Dabei gibt es noch ein zusätzliches Problem: die ÖPNV-Anbindung als solche. Zumindest hier im Raum Freiburg, der drittteuersten Stadt Deutschlands, was das Verhältnis von Miete zu Einkommen angeht (noch vor München - siehe hier) sind die Mietpreise im gut angebundenen Speckgürtel kaum niedriger als in der Stadt selbst. Die Orte, in denen es derzeit überhaupt noch Wohnungen gibt, die sich ein Geringverdiener leisten kann, sind praktisch vom ÖPNV abgehängte Schwarzwalddörfer, in denen unter der Woche zweimal ein Bus hält und am Wochenende keiner. Die alleinerziehende Friseurin und der ungelernte McDoof-Brater können sich aber auch kein Auto leisten, um zur Arbeit zu kommen. Es gibt deshalb zwei Möglichkeiten: Entweder wird dafür gesorgt, dass es auch in den Städten wieder mehr bezahlbaren Wohnraum gibt oder es wird der ÖPNV im Umland massiv ausgebaut und bezuschusst.

Abgesehen davon ist m.E. eine gute Durchmischung der Städte ohne ausgeprägte „Parallelgesellschaften“ jedweder Art wichtig für den sozialen Frieden.

Der Verkäufer zahlt es lieber als an 20 Arbeitstagen den Sprit für 120 Kilometer (Hin- und Rückweg zusammen).
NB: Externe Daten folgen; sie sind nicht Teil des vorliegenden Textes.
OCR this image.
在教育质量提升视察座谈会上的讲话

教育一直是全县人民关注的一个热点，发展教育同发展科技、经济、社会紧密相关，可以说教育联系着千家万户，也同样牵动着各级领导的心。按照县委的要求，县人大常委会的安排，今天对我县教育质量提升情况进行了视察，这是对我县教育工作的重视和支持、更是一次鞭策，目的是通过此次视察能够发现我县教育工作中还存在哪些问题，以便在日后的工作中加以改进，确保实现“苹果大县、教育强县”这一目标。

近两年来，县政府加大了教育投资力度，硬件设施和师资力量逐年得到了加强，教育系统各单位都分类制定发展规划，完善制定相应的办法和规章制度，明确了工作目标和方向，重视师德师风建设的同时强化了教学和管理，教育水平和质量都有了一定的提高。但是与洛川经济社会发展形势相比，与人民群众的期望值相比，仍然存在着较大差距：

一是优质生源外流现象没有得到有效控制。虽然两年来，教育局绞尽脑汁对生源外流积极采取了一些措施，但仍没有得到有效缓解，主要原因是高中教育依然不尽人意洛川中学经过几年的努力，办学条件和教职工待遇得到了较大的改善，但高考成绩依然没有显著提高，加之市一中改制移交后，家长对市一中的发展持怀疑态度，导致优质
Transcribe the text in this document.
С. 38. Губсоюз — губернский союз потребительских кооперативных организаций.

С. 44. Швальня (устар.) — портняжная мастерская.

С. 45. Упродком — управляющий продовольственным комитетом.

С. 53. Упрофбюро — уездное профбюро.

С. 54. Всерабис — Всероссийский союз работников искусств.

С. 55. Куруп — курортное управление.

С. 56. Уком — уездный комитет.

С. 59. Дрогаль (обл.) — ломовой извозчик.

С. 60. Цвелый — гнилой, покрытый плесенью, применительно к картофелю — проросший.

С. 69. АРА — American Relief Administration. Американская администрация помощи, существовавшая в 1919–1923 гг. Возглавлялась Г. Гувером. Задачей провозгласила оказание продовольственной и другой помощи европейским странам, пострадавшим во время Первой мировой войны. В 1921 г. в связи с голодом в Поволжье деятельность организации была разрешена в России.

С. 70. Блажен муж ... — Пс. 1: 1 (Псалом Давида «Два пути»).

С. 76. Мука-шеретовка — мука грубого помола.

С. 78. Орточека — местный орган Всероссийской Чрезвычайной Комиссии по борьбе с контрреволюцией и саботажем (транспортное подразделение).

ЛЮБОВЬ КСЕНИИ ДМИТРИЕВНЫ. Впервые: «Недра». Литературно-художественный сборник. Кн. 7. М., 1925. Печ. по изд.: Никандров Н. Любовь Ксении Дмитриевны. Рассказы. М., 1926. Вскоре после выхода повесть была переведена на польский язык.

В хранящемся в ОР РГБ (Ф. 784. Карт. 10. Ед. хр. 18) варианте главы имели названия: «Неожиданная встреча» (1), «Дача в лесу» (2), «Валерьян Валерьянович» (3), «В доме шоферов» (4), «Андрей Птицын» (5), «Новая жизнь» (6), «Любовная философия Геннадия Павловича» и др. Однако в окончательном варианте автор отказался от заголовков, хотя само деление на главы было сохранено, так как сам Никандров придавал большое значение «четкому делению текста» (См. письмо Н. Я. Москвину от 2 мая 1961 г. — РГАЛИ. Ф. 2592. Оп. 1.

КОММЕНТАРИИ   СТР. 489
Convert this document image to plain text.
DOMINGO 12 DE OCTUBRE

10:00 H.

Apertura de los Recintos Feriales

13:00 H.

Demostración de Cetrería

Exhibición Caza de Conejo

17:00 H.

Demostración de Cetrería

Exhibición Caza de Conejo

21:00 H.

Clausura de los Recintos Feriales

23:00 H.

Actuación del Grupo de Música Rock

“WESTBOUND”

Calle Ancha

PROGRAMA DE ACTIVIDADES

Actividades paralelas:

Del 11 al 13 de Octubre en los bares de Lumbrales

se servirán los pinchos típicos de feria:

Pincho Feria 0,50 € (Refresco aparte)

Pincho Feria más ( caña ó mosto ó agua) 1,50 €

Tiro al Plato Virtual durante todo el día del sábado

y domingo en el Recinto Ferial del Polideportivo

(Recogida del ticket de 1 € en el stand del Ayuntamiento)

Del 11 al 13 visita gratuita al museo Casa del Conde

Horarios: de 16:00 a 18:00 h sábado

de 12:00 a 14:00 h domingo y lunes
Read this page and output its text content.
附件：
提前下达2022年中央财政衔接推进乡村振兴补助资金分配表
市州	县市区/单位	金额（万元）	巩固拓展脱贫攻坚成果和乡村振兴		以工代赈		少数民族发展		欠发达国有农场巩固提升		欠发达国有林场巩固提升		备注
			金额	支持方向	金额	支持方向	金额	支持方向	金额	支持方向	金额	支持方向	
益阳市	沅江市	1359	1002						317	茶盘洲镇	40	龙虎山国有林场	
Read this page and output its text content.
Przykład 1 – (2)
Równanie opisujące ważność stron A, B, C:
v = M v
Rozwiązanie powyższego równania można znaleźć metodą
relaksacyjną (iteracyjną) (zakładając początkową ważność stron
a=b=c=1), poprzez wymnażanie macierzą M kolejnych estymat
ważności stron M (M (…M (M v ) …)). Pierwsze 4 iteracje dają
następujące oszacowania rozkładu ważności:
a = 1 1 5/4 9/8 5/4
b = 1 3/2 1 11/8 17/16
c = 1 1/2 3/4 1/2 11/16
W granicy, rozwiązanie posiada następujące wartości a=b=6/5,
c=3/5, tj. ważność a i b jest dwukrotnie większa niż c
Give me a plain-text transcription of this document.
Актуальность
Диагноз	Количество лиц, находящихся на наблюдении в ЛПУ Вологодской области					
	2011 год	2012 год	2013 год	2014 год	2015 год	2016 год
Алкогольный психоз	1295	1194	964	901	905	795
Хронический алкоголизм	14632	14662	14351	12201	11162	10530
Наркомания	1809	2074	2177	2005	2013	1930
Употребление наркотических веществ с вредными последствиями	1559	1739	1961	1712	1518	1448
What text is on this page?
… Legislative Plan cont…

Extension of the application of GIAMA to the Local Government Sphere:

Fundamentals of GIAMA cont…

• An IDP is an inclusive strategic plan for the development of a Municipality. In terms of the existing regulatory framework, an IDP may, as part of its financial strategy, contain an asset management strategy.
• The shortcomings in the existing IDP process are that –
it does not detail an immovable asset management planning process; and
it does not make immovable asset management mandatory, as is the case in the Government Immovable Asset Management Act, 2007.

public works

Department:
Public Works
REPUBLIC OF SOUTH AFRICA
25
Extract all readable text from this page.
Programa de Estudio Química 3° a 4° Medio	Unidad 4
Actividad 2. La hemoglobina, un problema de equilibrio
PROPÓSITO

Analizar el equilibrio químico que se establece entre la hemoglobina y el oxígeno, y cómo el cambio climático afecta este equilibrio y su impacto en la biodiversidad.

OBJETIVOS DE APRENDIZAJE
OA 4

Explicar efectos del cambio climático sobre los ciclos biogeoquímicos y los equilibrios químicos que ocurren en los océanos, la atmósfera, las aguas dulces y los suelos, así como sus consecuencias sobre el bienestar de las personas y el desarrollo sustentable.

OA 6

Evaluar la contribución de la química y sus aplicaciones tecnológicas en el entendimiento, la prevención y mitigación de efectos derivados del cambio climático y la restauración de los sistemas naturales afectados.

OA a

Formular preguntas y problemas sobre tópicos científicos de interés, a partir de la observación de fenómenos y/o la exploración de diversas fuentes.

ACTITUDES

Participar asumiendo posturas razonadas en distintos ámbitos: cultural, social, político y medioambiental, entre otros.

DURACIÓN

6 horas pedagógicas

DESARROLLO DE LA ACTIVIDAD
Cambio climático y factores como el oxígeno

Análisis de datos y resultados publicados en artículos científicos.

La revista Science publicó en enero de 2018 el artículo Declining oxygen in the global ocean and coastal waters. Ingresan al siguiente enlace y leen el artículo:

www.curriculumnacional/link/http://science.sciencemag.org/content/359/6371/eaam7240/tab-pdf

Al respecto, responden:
Ausserdem spart er massiv bei der Miete und weiteren Lebenshaltungskosten. Und am Ende regelt es der Markt. Wenn er nämlich seinen Arbeitsplatz nicht mehr besetzen kann, verdient das Unternehmen keinen Cent. Da wird es sich sehr schnell überlegen, ob es sich nicht lieber an den Fahrtkosten beteiligt oder sie ganz übernimmt. Mit fehlendem Verkaufsangebot würde der zurückbleibende Wohnende ein Minus an Attraktivität spüren, was sein Verlangen in München zu wohnen schmälert. Früher oder später wandert er ab, wenn man ihm weder Haare schneidet noch Nahrungsmittel oder sonstige Artikel anbietet. Damit sinken die Mieten vor Ort. Womit der Kreislauf Stadt->Land->Stadt fortwährend weiterläuft. Es ist eben nicht alles ein Biotop wie Freiburg.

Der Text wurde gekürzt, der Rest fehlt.